Machine Translation, Translation, Translation Culture

The Importance of Culture in Translation

The Importance of Culture in Translation

Because culture gives birth to language, translation and culture are intimately connected. Meanings in both source and target languages are profoundly affected by their cultural context, especially in business translation. A phrase that appears easy to translate may actually contain cultural subtleties that, unless they are accounted for, can bring just the opposite meaning than is intended. So translation without deep cultural context can be dangerous, especially when meanings are critical.

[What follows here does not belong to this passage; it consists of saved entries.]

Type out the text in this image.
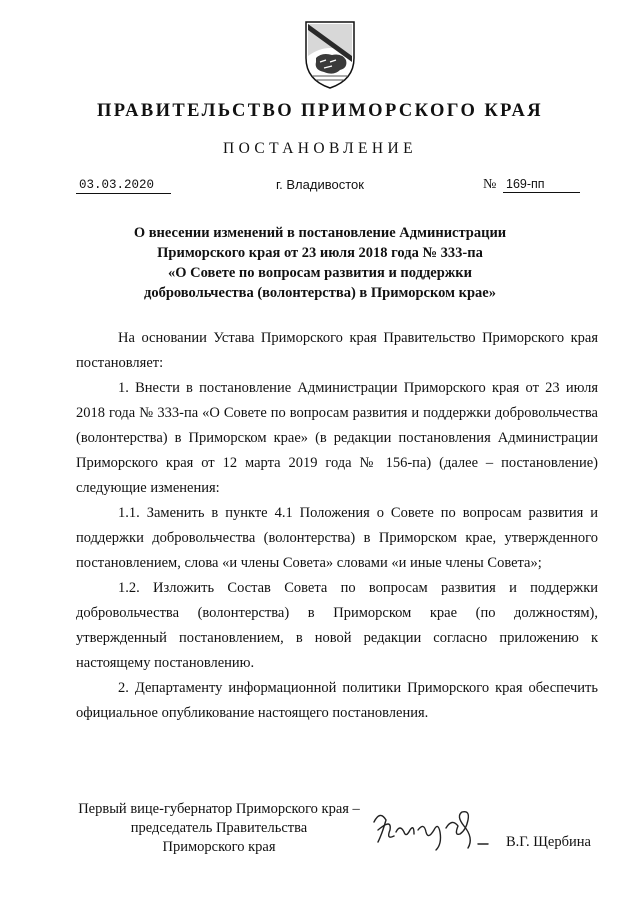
ПРАВИТЕЛЬСТВО ПРИМОРСКОГО КРАЯ
ПОСТАНОВЛЕНИЕ
03.03.2020	г. Владивосток	№ 169-пп
О внесении изменений в постановление Администрации
Приморского края от 23 июля 2018 года № 333-па
«О Совете по вопросам развития и поддержки
добровольчества (волонтерства) в Приморском крае»

На основании Устава Приморского края Правительство Приморского края постановляет:

1. Внести в постановление Администрации Приморского края от 23 июля 2018 года № 333-па «О Совете по вопросам развития и поддержки добровольчества (волонтерства) в Приморском крае» (в редакции постановления Администрации Приморского края от 12 марта 2019 года № 156-па) (далее – постановление) следующие изменения:

1.1. Заменить в пункте 4.1 Положения о Совете по вопросам развития и поддержки добровольчества (волонтерства) в Приморском крае, утвержденного постановлением, слова «и члены Совета» словами «и иные члены Совета»;

1.2. Изложить Состав Совета по вопросам развития и поддержки добровольчества (волонтерства) в Приморском крае (по должностям), утвержденный постановлением, в новой редакции согласно приложению к настоящему постановлению.

2. Департаменту информационной политики Приморского края обеспечить официальное опубликование настоящего постановления.

Первый вице-губернатор Приморского края –
председатель Правительства
Приморского края	В.Г. Щербина
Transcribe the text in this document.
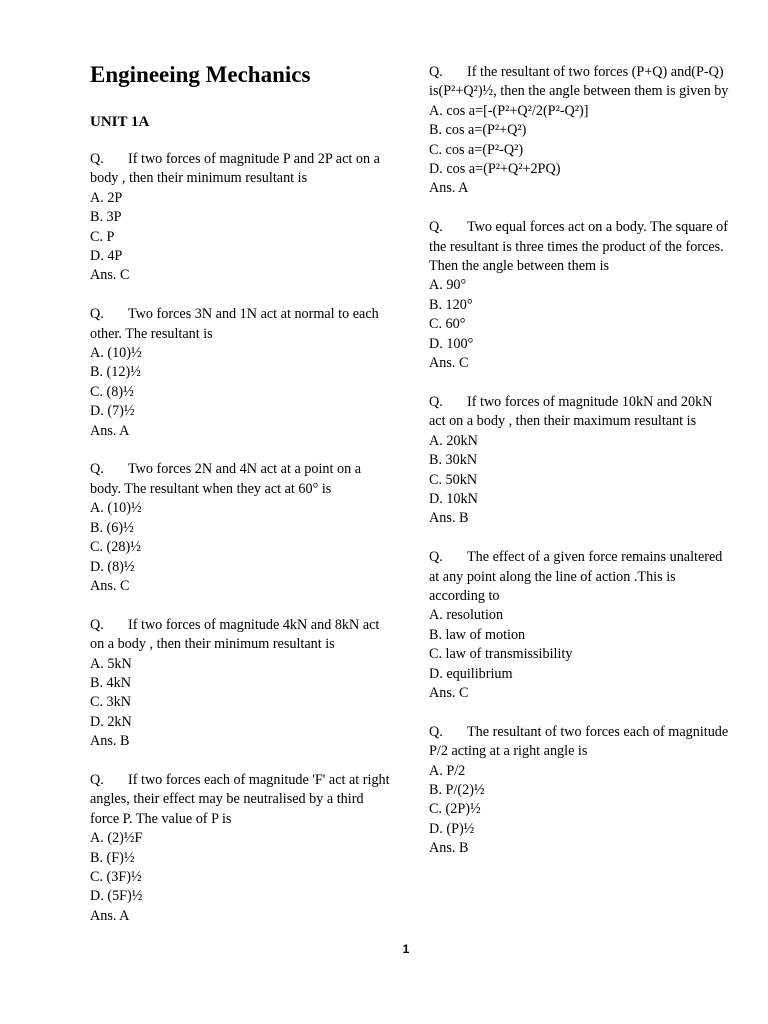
Engineeing Mechanics
UNIT 1A
Q. If two forces of magnitude P and 2P act on a body , then their minimum resultant is
A. 2P
B. 3P
C. P
D. 4P
Ans. C
Q. Two forces 3N and 1N act at normal to each other. The resultant is
A. (10)½
B. (12)½
C. (8)½
D. (7)½
Ans. A
Q. Two forces 2N and 4N act at a point on a body. The resultant when they act at 60° is
A. (10)½
B. (6)½
C. (28)½
D. (8)½
Ans. C
Q. If two forces of magnitude 4kN and 8kN act on a body , then their minimum resultant is
A. 5kN
B. 4kN
C. 3kN
D. 2kN
Ans. B
Q. If two forces each of magnitude 'F' act at right angles, their effect may be neutralised by a third force P. The value of P is
A. (2)½F
B. (F)½
C. (3F)½
D. (5F)½
Ans. A
Q. If the resultant of two forces (P+Q) and(P-Q) is(P²+Q²)½, then the angle between them is given by
A. cos a=[-(P²+Q²/2(P²-Q²)]
B. cos a=(P²+Q²)
C. cos a=(P²-Q²)
D. cos a=(P²+Q²+2PQ)
Ans. A
Q. Two equal forces act on a body. The square of the resultant is three times the product of the forces. Then the angle between them is
A. 90°
B. 120°
C. 60°
D. 100°
Ans. C
Q. If two forces of magnitude 10kN and 20kN act on a body , then their maximum resultant is
A. 20kN
B. 30kN
C. 50kN
D. 10kN
Ans. B
Q. The effect of a given force remains unaltered at any point along the line of action .This is according to
A. resolution
B. law of motion
C. law of transmissibility
D. equilibrium
Ans. C
Q. The resultant of two forces each of magnitude P/2 acting at a right angle is
A. P/2
B. P/(2)½
C. (2P)½
D. (P)½
Ans. B
1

Translation and Culture: Literal and Contextual Meaning

For every translated sentence, the translator must be able to decide on the importance of its cultural context, what the phrase really means, not necessarily what it literally means, and convey that meaning in a way which makes sense not only in the target language but also in the context of the target culture.

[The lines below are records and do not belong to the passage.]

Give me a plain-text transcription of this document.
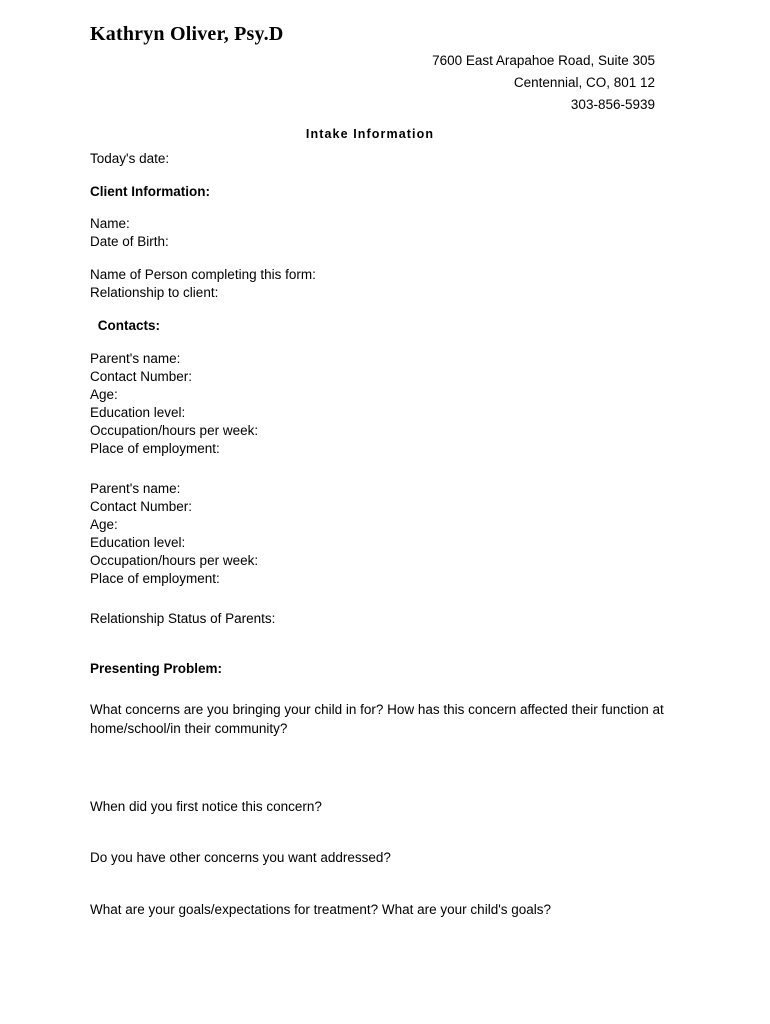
Kathryn Oliver, Psy.D
7600 East Arapahoe Road, Suite 305
Centennial, CO, 801 12
303-856-5939
Intake Information
Today's date:
Client Information:
Name:
Date of Birth:
Name of Person completing this form:
Relationship to client:
Contacts:
Parent's name:
Contact Number:
Age:
Education level:
Occupation/hours per week:
Place of employment:
Parent's name:
Contact Number:
Age:
Education level:
Occupation/hours per week:
Place of employment:
Relationship Status of Parents:
Presenting Problem:
What concerns are you bringing your child in for? How has this concern affected their function at home/school/in their community?
When did you first notice this concern?
Do you have other concerns you want addressed?
What are your goals/expectations for treatment? What are your child's goals?
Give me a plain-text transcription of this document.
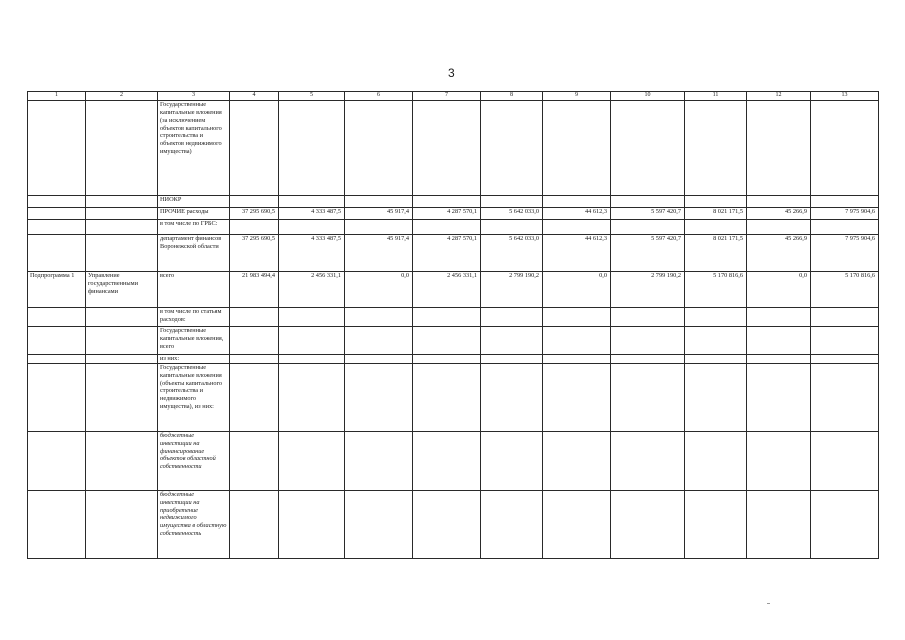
3
1	2	3	4	5	6	7	8	9	10	11	12	13
		Государственные капитальные вложения (за исключением объектов капитального строительства и объектов недвижимого имущества)										
		НИОКР										
		ПРОЧИЕ расходы	37 295 690,5	4 333 487,5	45 917,4	4 287 570,1	5 642 033,0	44 612,3	5 597 420,7	8 021 171,5	45 266,9	7 975 904,6
		в том числе по ГРБС:										
		департамент финансов Воронежской области	37 295 690,5	4 333 487,5	45 917,4	4 287 570,1	5 642 033,0	44 612,3	5 597 420,7	8 021 171,5	45 266,9	7 975 904,6
Подпрограмма 1	Управление государственными финансами	всего	21 983 494,4	2 456 331,1	0,0	2 456 331,1	2 799 190,2	0,0	2 799 190,2	5 170 816,6	0,0	5 170 816,6
		в том числе по статьям расходов:										
		Государственные капитальные вложения, всего										
		из них:										
		Государственные капитальные вложения (объекты капитального строительства и недвижимого имущества), из них:										
		бюджетные инвестиции на финансирование объектов областной собственности										
		бюджетные инвестиции на приобретение недвижимого имущества в областную собственность										
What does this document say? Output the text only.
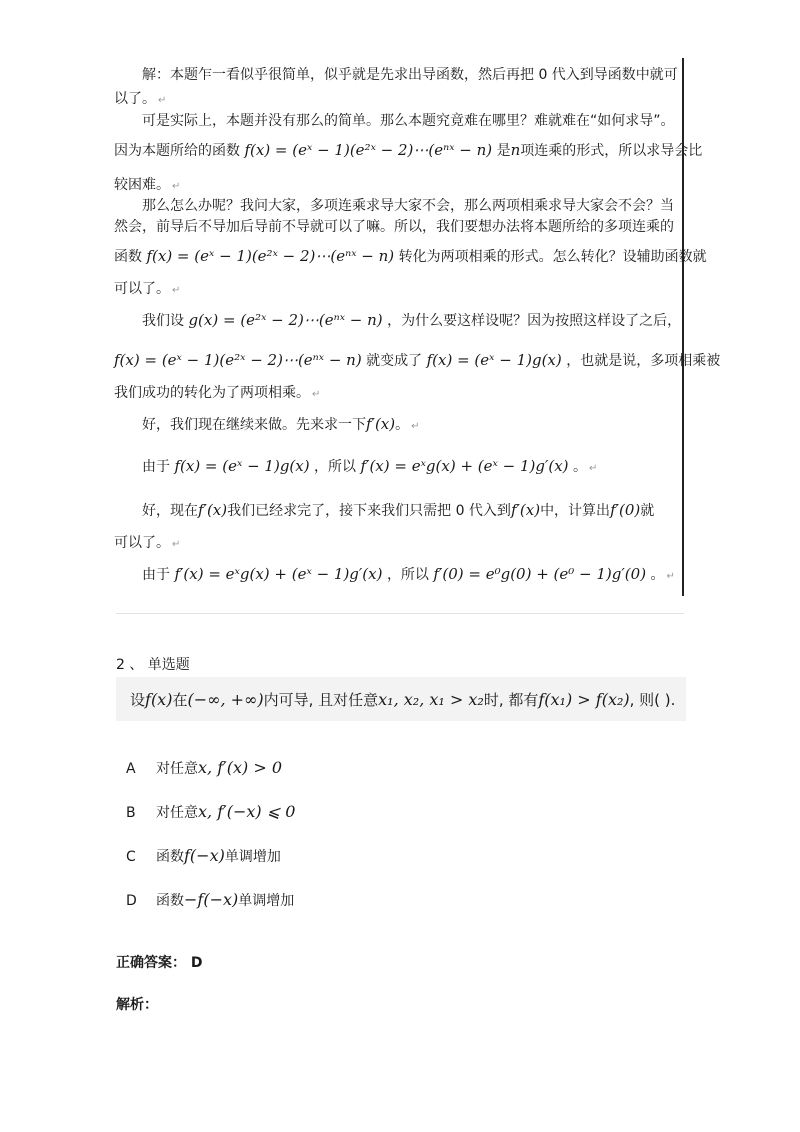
解：本题乍一看似乎很简单，似乎就是先求出导函数，然后再把 0 代入到导函数中就可
以了。 ↵
可是实际上，本题并没有那么的简单。那么本题究竟难在哪里？难就难在“如何求导”。
因为本题所给的函数 f(x) = (eˣ − 1)(e²ˣ − 2)⋯(eⁿˣ − n) 是n项连乘的形式，所以求导会比
较困难。 ↵
那么怎么办呢？我问大家，多项连乘求导大家不会，那么两项相乘求导大家会不会？当
然会，前导后不导加后导前不导就可以了嘛。所以，我们要想办法将本题所给的多项连乘的
函数 f(x) = (eˣ − 1)(e²ˣ − 2)⋯(eⁿˣ − n) 转化为两项相乘的形式。怎么转化？设辅助函数就
可以了。 ↵
我们设 g(x) = (e²ˣ − 2)⋯(eⁿˣ − n) ，为什么要这样设呢？因为按照这样设了之后，
f(x) = (eˣ − 1)(e²ˣ − 2)⋯(eⁿˣ − n) 就变成了 f(x) = (eˣ − 1)g(x) ，也就是说，多项相乘被
我们成功的转化为了两项相乘。 ↵
好，我们现在继续来做。先来求一下f′(x)。 ↵
由于 f(x) = (eˣ − 1)g(x) ，所以 f′(x) = eˣg(x) + (eˣ − 1)g′(x) 。 ↵
好，现在f′(x)我们已经求完了，接下来我们只需把 0 代入到f′(x)中，计算出f′(0)就
可以了。 ↵
由于 f′(x) = eˣg(x) + (eˣ − 1)g′(x) ，所以 f′(0) = e⁰g(0) + (e⁰ − 1)g′(0) 。 ↵
2 、 单选题
设f(x)在(−∞, +∞)内可导, 且对任意x₁, x₂, x₁ > x₂时, 都有f(x₁) > f(x₂), 则( ).
A 对任意x, f′(x) > 0
B 对任意x, f′(−x) ⩽ 0
C 函数f(−x)单调增加
D 函数−f(−x)单调增加
正确答案： D
解析：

There are many institutions and practices that exist in one culture and don’t exist in other cultures. Deeply held belief systems, even commitments to truth vary from culture to culture. Each of these unique culturally based psychological entities is associated with words that have meaning in one language that is distinct to that language and not duplicated in other languages. How would those unique features of culture be translated? Only someone steeped in the cultures of both source language and target language can hope to make an interpretation.

Taboos and Value Differences

Deeply held taboos in one culture can be completely neutral in another culture. Translation must be sensitive to the moral, spiritual values associations of the words and symbols in the language to find meaning equivalents. The values dimension is where some of the worst translation confounding takes place.

When President Carter went to Poland in 1977, the State Department hired a Russian interpreter who was not used to translating into Polish. Through that interpreter, Carter ended up saying things in Polish like “when I abandoned the United States” instead of “when I left the United States”; and saying things like “your lusts for the future” instead of “your desires for the future.” The mistakes became a media field day much to the embarrassment of the President.

When Nikita Khrushchev at the United Nations uttered the famous phrase “we will bury you” it was a culturally insensitive mistranslation from the Russian which really meant “we will outlast you.” The mistranslation was widely interpreted as a threat of attack.There are many examples like that which point to the necessity for cultural sensitivity in translation. Mistakes have led to expensive product re-branding, tumbling stock process, and a vision of horns on Moses’ head.

Culture gives language different contexts. The same words passed from one culture to another obtain slightly or radically different meanings. Sometimes those meaning differences represent slight or intense value differences that could be critical in translations.